Shut down nosy, inappropriate questions
Q: My wife and her sister gave birth two days apart. Six months later, my wife’s sister and her husband were killed in a car accident, and we adopted their son and have raised the two boys as "twin brothers" even though biologically they’re cousins.
My wife’s sister’s husband was a different race than us, so it’s obvious from looking at the two boys that they’re biologically not twins. The boys never seem to give it any thought, until adults ask nosy questions like, "Why do you boys say you’re brothers when you’re not?" Our family hasn’t come up with the right answer to that question and I’m wondering if you could help us. Thanks.
A: What a beautiful way to deal with a terrible loss.
I can see kids being nosy about it, but adults? Really, people.

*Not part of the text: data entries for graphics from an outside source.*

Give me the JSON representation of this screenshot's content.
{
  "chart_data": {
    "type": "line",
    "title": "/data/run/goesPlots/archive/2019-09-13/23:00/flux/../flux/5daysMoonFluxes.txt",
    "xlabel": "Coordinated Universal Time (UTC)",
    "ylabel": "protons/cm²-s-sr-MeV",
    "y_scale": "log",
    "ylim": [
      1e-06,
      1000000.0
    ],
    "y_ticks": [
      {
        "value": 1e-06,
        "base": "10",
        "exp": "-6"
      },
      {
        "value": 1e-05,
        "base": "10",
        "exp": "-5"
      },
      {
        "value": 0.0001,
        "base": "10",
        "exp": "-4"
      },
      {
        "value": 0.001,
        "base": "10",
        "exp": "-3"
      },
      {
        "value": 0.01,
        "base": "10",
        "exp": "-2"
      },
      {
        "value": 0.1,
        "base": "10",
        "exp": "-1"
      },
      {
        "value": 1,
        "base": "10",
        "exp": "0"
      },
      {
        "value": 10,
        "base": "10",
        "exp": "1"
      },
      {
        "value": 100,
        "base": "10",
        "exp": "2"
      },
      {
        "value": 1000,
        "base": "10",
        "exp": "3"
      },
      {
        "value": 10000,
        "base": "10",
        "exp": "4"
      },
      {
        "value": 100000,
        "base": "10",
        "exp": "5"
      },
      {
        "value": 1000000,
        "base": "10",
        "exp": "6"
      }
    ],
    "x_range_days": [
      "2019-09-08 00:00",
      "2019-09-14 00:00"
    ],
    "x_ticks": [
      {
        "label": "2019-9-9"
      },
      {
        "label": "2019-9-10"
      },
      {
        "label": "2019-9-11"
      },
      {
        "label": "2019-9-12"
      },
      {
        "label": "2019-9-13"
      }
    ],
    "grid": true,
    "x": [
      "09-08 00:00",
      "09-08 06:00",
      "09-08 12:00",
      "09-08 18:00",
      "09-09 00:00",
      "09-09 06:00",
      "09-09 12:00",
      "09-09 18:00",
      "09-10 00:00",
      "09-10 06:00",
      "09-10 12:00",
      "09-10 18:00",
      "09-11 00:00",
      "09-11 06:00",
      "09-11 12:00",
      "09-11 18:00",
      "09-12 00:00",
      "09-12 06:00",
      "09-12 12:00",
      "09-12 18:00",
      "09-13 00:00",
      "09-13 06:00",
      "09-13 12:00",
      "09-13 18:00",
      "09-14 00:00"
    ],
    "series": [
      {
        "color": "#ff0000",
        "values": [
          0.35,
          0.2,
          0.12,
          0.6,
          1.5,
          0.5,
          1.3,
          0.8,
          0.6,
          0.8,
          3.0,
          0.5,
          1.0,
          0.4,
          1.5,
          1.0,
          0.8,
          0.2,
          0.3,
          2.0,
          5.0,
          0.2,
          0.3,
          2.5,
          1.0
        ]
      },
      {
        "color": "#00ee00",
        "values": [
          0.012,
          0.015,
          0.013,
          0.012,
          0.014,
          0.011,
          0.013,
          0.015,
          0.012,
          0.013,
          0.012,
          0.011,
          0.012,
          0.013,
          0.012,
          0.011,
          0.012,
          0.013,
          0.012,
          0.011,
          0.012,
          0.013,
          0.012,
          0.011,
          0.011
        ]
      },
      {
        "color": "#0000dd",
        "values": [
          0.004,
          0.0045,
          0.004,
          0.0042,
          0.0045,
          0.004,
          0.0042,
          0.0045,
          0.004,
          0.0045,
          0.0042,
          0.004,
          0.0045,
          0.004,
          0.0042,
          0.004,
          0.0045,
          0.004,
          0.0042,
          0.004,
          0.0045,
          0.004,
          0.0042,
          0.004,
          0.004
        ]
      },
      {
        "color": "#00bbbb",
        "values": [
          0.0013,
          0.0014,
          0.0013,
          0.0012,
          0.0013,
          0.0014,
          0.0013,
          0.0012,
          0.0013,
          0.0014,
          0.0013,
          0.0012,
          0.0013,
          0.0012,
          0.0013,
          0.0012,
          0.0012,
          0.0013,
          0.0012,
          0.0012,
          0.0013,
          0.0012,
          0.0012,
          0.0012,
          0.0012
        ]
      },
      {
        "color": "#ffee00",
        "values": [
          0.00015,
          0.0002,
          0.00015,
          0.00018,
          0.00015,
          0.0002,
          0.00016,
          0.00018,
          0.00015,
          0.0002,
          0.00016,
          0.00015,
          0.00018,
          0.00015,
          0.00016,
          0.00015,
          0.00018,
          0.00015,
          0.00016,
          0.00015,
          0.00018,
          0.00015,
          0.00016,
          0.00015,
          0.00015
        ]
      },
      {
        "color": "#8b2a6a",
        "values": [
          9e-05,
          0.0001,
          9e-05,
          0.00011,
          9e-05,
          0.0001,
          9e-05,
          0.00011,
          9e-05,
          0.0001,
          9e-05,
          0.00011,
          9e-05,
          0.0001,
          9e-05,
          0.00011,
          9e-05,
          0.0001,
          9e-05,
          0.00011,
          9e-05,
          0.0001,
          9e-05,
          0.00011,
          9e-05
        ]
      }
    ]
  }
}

I suggest you settle on one or two non-answer answers that mark the end of the discussion (adapt as needed for your responses or the boys’):
"Because it works for us."
"Who says we aren’t brothers?"
"We’re not hung up on biology."
(beat) "Sorry, it always throws me that people still ask this."
"It’s always the adults who ask."
"Is it important?"
"Is it important to you?"
"I’m touched that you care."
"The boys never seem to give it any thought/We don’t even think about it."
"Oh, you noticed."
"Thank you for the teaching moment."
Seriously — deflect all you want, as you want, in as few syllables as you want. It’s nobody’s business, at all. Any follow-ups by the particularly clueless can be shut down more explicitly.